Global governance is not fully equipped to meet the SDGs yet; the SDR 2023 has uncovered a list of recommendations to be more prepared:

  1. SDGs should be at the center of UN programs and strategies.

  2. The World Bank and other MDBs (Multilateral Development Banks) should put the SDGs at the center of their strategies and performance reviews.

  3. The IMF should build its national reviews, debt sustainability framework, and country programming around the need to achieve SDGs.

  4. The G20 should focus on reforming the GDA (Global Financial Architecture) to achieve SDGs.

  5. UN Member States should present VNRs (Voluntary National Reviews) at least once every three years.



Voluntary National Reviews are periodic reports that UN Member States submit to the UN High-Level Political Forum on Sustainable Development to share their progress and efforts to achieve SDGs. UN agencies, multilateral organizations, and Member States need to invest in and coordinate national and international data and statistics to assess SDG progress and support sustainable development, including disorganized data by region, social stratification, and other criteria.

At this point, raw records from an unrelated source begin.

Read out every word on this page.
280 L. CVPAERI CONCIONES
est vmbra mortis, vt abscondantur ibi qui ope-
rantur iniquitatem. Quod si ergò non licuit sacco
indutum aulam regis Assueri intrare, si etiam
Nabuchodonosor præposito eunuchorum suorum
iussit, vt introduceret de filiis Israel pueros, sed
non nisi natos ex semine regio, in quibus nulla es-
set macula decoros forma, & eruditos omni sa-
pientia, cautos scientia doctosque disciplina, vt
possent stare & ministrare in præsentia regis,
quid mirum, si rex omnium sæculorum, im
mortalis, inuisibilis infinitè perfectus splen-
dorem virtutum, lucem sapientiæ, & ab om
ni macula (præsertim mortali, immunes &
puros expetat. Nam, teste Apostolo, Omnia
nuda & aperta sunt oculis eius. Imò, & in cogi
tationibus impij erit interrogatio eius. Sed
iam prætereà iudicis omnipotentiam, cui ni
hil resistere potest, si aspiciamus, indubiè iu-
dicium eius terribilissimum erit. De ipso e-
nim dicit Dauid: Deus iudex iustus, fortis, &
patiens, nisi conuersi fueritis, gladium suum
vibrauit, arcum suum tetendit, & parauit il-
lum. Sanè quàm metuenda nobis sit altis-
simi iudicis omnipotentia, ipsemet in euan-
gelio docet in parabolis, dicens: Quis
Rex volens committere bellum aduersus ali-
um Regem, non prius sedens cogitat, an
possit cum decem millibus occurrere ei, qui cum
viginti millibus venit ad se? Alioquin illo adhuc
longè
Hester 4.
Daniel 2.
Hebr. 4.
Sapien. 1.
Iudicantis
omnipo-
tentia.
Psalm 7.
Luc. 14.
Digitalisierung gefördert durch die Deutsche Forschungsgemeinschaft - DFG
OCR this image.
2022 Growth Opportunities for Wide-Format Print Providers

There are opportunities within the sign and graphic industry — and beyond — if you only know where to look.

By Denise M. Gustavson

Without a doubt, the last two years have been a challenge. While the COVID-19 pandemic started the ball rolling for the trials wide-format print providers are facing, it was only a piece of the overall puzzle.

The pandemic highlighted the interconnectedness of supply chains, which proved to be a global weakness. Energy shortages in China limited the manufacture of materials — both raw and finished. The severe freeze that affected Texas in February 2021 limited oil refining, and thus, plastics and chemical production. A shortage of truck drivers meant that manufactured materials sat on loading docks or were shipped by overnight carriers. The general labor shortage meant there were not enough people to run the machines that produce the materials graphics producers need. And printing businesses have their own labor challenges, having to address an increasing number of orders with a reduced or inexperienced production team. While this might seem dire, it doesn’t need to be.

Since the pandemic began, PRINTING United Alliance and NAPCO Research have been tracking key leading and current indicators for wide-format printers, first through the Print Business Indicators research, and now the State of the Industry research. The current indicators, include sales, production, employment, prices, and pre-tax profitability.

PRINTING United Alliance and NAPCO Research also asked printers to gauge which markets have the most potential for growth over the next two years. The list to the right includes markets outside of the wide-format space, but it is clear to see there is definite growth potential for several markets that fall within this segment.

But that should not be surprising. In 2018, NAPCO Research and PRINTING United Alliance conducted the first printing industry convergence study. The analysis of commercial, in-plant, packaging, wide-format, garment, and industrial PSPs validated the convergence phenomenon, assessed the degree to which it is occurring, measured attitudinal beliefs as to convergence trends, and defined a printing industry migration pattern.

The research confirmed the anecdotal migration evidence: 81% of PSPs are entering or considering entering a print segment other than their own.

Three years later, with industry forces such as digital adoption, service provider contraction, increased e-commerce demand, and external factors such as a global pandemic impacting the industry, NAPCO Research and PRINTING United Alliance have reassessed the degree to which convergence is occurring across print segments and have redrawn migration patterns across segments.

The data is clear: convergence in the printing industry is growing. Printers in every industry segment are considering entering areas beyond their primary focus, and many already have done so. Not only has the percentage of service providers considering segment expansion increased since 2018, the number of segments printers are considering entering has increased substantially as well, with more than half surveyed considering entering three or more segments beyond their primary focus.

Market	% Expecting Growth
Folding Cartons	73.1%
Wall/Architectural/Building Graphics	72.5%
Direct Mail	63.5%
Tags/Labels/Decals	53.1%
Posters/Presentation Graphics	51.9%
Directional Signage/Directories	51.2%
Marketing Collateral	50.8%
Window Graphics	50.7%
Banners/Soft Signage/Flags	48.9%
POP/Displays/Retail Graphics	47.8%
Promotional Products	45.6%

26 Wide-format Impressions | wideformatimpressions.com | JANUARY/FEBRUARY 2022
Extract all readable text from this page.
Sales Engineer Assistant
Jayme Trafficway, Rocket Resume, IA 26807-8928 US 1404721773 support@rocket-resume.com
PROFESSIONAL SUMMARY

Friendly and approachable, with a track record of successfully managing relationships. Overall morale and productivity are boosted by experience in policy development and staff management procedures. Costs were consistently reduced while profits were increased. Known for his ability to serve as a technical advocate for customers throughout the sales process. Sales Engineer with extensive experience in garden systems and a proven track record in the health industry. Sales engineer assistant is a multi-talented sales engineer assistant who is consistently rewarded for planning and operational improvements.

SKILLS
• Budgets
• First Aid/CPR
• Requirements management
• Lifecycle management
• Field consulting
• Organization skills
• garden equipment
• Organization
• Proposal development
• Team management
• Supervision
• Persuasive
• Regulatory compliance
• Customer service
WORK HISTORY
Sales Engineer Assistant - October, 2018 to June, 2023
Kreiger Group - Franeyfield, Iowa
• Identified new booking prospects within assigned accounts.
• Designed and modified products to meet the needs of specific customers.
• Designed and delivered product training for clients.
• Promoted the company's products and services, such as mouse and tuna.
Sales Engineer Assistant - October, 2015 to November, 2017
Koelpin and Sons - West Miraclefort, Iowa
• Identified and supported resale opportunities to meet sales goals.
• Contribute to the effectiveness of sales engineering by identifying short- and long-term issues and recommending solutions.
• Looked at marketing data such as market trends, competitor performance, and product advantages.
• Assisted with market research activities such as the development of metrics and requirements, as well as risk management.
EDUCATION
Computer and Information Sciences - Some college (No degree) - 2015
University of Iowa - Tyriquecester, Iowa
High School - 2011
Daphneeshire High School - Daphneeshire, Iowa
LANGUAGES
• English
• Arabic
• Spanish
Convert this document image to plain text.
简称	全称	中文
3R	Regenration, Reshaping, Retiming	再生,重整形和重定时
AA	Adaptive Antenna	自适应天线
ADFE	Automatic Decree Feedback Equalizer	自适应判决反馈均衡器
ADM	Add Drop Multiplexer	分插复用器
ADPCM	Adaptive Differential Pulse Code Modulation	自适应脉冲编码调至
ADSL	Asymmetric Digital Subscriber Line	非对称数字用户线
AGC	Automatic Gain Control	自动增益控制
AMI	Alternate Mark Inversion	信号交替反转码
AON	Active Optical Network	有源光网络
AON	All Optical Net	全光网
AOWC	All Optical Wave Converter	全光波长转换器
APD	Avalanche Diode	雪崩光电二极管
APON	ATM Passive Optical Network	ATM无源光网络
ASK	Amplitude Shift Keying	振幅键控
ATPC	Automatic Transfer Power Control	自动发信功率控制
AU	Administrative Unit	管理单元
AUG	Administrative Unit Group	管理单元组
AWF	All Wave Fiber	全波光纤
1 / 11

The SDSN has assessed that SDG success depends on strong regional cooperation, given that neighboring countries share ecosystems and need to cooperate to protect them by creating partnerships. For example, the Mediterranean Sea and the Black Sea are threatened by chemical and plastics pollution, therefore they must be protected by all neighboring countries.

Regional cooperation is also needed for technological and social innovations: the Mediterranean Sea, threatened by climate change, urbanization, and geo-political crises, is also recognized as the birthplace of the “Mediterranean diet” and of a strong agri-food sector which could potentially be specialized in healthy and sustainable food. Neighboring countries of different regions must collaborate to share data and knowledge, and implement sustainable development programs; these regional international policies should be based on scientific knowledge.

The SDSN supports the development of regional sustainability plans and the EU’s efforts to achieve the SDGs, along with the Europea Green Deal, which has great potential to transform the European and Mediterranean regions, and even North Africa. The SDSN is also working with the ASEAN Member States to bring about the ASEAN Green Deal, and it’s supporting the African Development Bank to create a plan for Africa’s sustainable development and help the African Union achieve it by 2063, the 100th anniversary of the Organization of African Unity. The SDSN is collaborating with the Amazon Basin Nations and the Scientific Panel of the Amazon to develop a regional strategy for the conservation of the Amazon, along with supporting new partnerships between the rainforests of the Amazon Basin, the Congo Basin, and Southeast Asia for a financing mechanisms to protect all three rainforests.